L’importance accordée à ce lieu déchu de sa gloire passée s’explique par le nombre impressionnant de souvenirs glorieux qui illustrent fort bien l’importance des ruines et de ses étendues dans le désert irakien des siècles après sa chute. Les cartes du Moyen Age ne montrent-t-elles pas la Babylone maudite par la Bible dans une position centrale, quasi équivalente à Jérusalem? Malheureusement pour elle, Babylone resta et restera encore longtemps attachée à l’histoire de la tour de Babel et à la déportation des juifs.
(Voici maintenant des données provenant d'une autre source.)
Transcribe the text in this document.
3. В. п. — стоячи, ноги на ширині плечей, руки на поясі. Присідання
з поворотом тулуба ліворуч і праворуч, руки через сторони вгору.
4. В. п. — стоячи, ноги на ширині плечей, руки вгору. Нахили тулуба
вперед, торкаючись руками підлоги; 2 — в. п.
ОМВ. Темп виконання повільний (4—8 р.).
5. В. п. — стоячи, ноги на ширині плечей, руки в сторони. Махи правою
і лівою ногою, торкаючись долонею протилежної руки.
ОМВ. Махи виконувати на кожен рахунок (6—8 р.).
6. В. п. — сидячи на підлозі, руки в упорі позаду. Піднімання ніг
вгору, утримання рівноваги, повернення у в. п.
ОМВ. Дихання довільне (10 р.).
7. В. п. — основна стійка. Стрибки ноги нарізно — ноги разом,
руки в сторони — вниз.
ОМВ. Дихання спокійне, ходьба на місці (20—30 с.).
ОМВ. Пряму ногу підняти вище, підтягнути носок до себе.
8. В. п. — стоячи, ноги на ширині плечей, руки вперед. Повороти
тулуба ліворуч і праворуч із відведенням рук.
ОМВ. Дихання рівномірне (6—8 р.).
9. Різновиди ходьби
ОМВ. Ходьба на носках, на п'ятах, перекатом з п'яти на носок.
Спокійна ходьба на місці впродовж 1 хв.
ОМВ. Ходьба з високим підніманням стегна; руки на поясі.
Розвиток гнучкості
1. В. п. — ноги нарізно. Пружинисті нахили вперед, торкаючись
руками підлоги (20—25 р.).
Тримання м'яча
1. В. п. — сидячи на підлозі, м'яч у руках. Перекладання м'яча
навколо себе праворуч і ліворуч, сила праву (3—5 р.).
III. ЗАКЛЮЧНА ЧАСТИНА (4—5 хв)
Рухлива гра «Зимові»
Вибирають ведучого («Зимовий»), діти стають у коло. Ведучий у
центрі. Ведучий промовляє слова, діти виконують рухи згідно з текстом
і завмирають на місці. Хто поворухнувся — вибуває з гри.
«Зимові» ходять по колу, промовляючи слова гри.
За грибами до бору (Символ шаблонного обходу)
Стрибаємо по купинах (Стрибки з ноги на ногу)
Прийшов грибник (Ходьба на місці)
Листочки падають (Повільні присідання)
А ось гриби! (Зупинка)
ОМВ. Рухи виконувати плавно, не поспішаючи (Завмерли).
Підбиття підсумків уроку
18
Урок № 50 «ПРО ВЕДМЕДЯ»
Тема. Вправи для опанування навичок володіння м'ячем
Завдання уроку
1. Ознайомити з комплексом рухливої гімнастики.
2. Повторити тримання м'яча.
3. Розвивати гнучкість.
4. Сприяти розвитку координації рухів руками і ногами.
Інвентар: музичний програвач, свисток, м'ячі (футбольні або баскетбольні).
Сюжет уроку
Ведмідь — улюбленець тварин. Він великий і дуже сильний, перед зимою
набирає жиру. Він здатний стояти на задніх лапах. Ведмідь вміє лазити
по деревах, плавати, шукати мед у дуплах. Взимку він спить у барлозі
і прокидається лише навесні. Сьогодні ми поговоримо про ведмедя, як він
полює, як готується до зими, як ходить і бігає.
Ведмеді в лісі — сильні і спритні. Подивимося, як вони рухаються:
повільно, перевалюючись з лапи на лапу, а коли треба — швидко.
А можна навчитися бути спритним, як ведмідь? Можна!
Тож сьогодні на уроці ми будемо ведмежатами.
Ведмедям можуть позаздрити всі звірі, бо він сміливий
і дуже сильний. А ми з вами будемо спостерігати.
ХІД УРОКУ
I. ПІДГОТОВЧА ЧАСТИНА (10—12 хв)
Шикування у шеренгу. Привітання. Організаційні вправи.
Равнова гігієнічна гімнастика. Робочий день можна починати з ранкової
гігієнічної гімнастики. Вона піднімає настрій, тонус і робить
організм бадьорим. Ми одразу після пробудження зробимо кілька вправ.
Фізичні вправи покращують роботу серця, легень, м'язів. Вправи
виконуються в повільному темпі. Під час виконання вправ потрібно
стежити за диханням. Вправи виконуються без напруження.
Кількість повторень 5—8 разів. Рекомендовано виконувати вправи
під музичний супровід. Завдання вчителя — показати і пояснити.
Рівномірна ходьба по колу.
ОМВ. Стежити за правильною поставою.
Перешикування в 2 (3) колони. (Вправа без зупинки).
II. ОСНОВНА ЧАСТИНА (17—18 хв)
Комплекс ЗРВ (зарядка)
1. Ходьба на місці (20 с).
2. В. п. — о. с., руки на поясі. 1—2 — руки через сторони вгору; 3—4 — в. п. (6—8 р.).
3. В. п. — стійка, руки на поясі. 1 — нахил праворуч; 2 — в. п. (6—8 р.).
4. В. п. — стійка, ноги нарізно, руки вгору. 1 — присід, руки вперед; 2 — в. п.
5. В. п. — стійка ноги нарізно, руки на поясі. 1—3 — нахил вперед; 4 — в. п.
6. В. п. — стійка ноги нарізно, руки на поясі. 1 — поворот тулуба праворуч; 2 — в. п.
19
Babylone est donc responsable du mélange des langues de l’humanité et de la première diaspora juive. Cet aspect négatif est une étiquette que Babylone ne parvient toujours pas à se décoller malgré l’effort répété des historiens à montrer Babylone comme « une coupe d’or entre les mains de Yahvé » (Ancien Testament).

L’histoire des origines de Babylone, selon les sources cunéiformes, est elle aussi entourée d’une atmosphère particulière et d’un mystère ambiant qui plait tout autant qu’il frustre l’historien en quête de savoir. Les données archéologiques sont inexploitables puisque la nappe phréatique, due à la proximité du fleuve, empêche toute exploration des niveaux les plus bas. Les mentions textuelles de Babylone remontent au plus tard vers 2400 av. notre ère, ce qui en fait une ville fondée tardivement comparée au fleurissement des cités sumériennes construites pour la plupart dès le IVe millénaire. De surcroit, Babylone n’est pas citée parmi la compilation des villes ayant connu le Déluge.

Babylone est un mystère doux et magique qui appelle l’imagination de l’historien, de l’amateur et même du croyant, à imaginer un monde fantasmagorique où tout était trop beau pour avoir vraiment existé. Et pourtant, elle a existé!